Gov. Philip D. Murphy signed a bill yesterday that legalizes wagering, with gambling set to start on Thursday — just in time for the start of the World Cup.
“Today, we’re finally making the dream of legalized sports betting a reality for New Jersey,” Murphy said in the statement. “It means that our casinos in Atlantic City and our racetracks throughout our state can attract new business and new fans, boosting their own long-term financial prospects. This is the right move for New Jersey and it will strengthen our economy.”
The New Jersey Racing Commission handles licensing for the racetracks. The commission has scheduled a meeting on Wednesday, presumably to accept applications and distribute licenses to operators, a step that is expected to enable Monmouth Park to begin accepting bets as early as Thursday.

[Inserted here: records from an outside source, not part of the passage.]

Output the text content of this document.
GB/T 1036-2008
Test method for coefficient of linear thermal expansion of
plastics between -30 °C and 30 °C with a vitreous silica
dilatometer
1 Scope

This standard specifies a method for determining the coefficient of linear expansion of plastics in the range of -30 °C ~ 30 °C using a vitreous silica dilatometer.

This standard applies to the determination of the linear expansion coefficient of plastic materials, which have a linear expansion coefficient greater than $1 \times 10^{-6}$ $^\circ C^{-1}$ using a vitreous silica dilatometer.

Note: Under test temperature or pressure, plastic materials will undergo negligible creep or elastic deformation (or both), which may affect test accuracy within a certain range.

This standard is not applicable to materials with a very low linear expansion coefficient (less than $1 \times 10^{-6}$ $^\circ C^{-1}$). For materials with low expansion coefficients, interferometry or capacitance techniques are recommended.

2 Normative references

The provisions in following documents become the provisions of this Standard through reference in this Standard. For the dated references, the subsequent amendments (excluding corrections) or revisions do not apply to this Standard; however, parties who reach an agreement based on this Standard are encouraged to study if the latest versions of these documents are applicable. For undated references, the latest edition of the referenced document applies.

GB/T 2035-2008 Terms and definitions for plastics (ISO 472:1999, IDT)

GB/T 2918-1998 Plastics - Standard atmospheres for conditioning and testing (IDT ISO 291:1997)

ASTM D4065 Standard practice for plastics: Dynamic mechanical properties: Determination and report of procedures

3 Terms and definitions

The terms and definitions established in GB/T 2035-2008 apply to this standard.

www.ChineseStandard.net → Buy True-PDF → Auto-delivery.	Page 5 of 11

Dennis A. Drazin, the operator of Monmouth Park who helped lead the charge to make sports betting legal in the Garden State, heralded the governor’s action as “a great day for New Jersey.”

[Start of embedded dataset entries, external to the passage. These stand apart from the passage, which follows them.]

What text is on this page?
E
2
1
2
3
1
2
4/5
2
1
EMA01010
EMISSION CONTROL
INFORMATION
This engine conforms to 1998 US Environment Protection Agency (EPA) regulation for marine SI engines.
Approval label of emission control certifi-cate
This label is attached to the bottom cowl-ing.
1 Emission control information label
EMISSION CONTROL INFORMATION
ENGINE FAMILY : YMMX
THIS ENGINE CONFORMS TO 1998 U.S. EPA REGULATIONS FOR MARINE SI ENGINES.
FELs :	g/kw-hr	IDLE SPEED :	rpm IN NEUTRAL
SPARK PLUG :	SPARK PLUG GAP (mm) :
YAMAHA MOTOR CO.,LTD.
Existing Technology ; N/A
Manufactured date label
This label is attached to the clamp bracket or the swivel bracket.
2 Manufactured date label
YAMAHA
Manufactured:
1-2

“I look forward to the governor joining us at Monmouth Park Racetrack on Thursday morning to usher in a new era for New Jersey by placing the first bet,” Mr. Drazin said.
The Borgata Hotel Casino and Spa is the only casino that is prepared to immediately begin taking bets, transforming some betting windows at its horse-racing facility into a temporary sports-gambling site until a permanent venue is completed. Casino officials, however, would not specify when the Borgata would begin taking bets.
“We are moving ahead with all possible speed to begin accepting legal sports bets as soon as required regulatory approvals are in place,” said a statement from MGM Resorts International, which owns the Borgata.
Atlantic City’s six other casinos continue to prepare for sports betting. Some need to build space; others need a sports-book partner to help set up a gambling operation.